Ever since I wrote
my thesis at university, I've pondered the fine art of software development methodologies. During my last year at the University of Southern Denmark I "shopped around" and followed a myriad of software related courses, e.g. Agile software development, User-centered software development, and other
iterative and
waterfall based software development processes. These development methodologies all have ther merits and flaws, which will be well known to any software developer and the process of merging business processes and software development processes is notoriously difficult, though it is of the utmost importance in order to achieve the best results, business- and softwarewise.

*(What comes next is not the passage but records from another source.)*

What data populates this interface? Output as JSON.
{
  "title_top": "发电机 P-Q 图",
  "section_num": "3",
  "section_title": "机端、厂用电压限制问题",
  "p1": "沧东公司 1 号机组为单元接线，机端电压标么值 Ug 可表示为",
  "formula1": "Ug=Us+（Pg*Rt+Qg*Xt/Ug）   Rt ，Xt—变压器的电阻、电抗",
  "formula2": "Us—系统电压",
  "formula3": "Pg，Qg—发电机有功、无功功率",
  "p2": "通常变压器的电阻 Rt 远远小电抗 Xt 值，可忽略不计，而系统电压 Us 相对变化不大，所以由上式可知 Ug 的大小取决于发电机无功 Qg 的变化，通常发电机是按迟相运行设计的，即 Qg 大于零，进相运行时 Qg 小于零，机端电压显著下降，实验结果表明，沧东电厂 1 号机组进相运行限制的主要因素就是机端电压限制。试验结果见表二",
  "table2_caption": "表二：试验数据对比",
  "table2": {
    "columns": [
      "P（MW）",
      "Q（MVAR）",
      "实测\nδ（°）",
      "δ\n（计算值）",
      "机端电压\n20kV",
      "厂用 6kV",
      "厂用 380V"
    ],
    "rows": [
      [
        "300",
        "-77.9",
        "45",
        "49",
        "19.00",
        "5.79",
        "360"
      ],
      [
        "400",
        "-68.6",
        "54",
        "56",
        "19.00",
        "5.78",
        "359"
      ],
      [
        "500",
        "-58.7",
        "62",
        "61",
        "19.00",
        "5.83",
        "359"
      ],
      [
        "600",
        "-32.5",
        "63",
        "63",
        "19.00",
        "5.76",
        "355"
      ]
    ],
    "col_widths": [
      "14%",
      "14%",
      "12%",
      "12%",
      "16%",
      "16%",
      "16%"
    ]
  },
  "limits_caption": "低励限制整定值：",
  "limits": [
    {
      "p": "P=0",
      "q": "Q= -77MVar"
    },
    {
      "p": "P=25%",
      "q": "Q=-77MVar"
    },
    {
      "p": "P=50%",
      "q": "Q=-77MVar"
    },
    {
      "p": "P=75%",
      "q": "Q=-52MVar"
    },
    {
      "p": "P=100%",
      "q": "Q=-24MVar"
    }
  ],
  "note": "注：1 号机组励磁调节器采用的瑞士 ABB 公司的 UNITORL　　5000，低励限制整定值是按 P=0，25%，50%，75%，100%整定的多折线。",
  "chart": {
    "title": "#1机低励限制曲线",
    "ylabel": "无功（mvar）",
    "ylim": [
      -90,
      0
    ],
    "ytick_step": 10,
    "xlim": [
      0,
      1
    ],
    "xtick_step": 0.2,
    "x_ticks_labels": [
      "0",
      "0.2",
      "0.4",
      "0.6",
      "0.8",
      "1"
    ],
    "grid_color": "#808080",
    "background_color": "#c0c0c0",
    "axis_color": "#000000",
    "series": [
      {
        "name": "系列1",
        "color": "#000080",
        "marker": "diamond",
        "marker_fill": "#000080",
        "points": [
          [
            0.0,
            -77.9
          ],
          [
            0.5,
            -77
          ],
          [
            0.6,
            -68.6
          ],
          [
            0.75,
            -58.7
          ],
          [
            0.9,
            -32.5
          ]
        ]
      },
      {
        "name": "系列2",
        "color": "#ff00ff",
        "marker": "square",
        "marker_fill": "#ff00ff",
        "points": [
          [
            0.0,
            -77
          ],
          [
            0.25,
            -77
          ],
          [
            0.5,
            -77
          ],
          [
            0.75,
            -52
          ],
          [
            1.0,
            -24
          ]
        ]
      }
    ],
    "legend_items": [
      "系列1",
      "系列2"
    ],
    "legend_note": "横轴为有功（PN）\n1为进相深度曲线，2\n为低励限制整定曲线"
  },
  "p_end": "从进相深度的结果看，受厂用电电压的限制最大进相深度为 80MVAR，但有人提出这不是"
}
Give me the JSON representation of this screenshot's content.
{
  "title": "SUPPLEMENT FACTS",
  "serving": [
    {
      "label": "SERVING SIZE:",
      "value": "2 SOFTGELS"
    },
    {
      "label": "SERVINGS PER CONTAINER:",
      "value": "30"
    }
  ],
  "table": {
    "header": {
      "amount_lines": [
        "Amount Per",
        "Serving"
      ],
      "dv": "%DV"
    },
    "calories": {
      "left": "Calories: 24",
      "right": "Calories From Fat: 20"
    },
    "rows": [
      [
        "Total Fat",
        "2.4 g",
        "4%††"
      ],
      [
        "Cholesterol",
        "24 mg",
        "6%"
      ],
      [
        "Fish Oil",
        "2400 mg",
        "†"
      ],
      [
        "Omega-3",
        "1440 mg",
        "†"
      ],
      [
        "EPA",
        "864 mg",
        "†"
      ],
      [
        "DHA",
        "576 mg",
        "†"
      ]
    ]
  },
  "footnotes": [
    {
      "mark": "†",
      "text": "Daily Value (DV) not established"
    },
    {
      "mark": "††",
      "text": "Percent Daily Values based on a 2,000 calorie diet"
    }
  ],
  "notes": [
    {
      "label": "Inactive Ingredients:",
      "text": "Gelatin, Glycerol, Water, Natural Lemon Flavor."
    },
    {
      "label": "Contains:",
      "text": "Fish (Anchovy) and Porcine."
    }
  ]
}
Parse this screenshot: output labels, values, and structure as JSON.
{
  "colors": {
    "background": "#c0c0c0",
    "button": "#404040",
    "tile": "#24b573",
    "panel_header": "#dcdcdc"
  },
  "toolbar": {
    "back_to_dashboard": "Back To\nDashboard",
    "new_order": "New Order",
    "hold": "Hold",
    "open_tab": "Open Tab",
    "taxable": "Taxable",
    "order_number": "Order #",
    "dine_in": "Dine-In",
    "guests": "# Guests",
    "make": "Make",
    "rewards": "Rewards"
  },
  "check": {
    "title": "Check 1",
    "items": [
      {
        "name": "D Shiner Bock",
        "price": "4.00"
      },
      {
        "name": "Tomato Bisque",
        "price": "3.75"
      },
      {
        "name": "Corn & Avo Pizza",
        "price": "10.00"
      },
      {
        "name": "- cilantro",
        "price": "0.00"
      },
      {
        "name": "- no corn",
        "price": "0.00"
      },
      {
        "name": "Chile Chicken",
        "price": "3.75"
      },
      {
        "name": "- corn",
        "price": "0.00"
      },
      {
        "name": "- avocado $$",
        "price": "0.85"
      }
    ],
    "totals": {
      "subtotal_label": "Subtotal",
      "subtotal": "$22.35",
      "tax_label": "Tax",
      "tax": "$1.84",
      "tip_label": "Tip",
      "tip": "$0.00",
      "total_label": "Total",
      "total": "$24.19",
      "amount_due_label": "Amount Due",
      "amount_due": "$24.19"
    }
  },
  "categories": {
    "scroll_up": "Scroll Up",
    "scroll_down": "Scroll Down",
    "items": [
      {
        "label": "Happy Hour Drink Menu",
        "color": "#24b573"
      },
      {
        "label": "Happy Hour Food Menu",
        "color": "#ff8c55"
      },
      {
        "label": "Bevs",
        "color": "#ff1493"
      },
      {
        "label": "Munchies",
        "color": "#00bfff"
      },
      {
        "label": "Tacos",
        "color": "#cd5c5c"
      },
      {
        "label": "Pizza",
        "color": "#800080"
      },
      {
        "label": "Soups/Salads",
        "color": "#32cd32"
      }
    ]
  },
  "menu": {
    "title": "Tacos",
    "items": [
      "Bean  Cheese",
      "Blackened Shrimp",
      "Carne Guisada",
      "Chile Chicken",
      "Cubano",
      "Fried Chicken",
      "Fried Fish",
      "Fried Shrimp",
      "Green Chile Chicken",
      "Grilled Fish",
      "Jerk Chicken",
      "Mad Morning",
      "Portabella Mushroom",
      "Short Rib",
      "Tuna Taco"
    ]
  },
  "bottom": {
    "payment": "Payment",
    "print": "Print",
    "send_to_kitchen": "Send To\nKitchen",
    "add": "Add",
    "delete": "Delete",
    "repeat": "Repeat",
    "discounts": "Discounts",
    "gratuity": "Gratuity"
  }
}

The courses I followed at university were mainly concered with the whole development process(es) from early conceptualization to post-installation maintenance, including GUI-development and Business Intelligence reports. Therefore when I started developing (or should I say customizing -a point to which I will return later) Dynamics AX for customers, my craze - User-Centered Design - slowly fell to the background. Is customizing an ERP-programme, such as Dynamics AX, merely a question of replicating exsisting business processes, with some optimization, and merging them into a new ERP-application or is the development of an ERP-solution an almost god given chance to take a critical bird's eye view of the whole organization and try to optimize business processes all the way r0und? The latter would seem the obvious answer but this again begs another question, viz.: can business processes be optimized isolated from the software development process, when the software has a central place in today's organizations? No. Of course it cannot.
All to rarely is there any substantial software development theory included in the business development plan for the implementation of a ERP-system. Traditional user-experience studies / examinations are left behind, because the UI is developed for us, as part of the standard application in the Dynamics-series, and it is 'just' (I know I'm a bit hard here - but I'm trying to get my point through) a question of rearranging data-presentation, based on the customer's prior ERP-system or an external system. All too often does the customer say something like 'that's not the way it was in the other system' when confronted with an newer version of, lets say Dynamics AX.
So the big question is: how do we - as software developers and business consultants - merge the two worlds and come-up with a process which will lead to sound business optimization and software development integrity?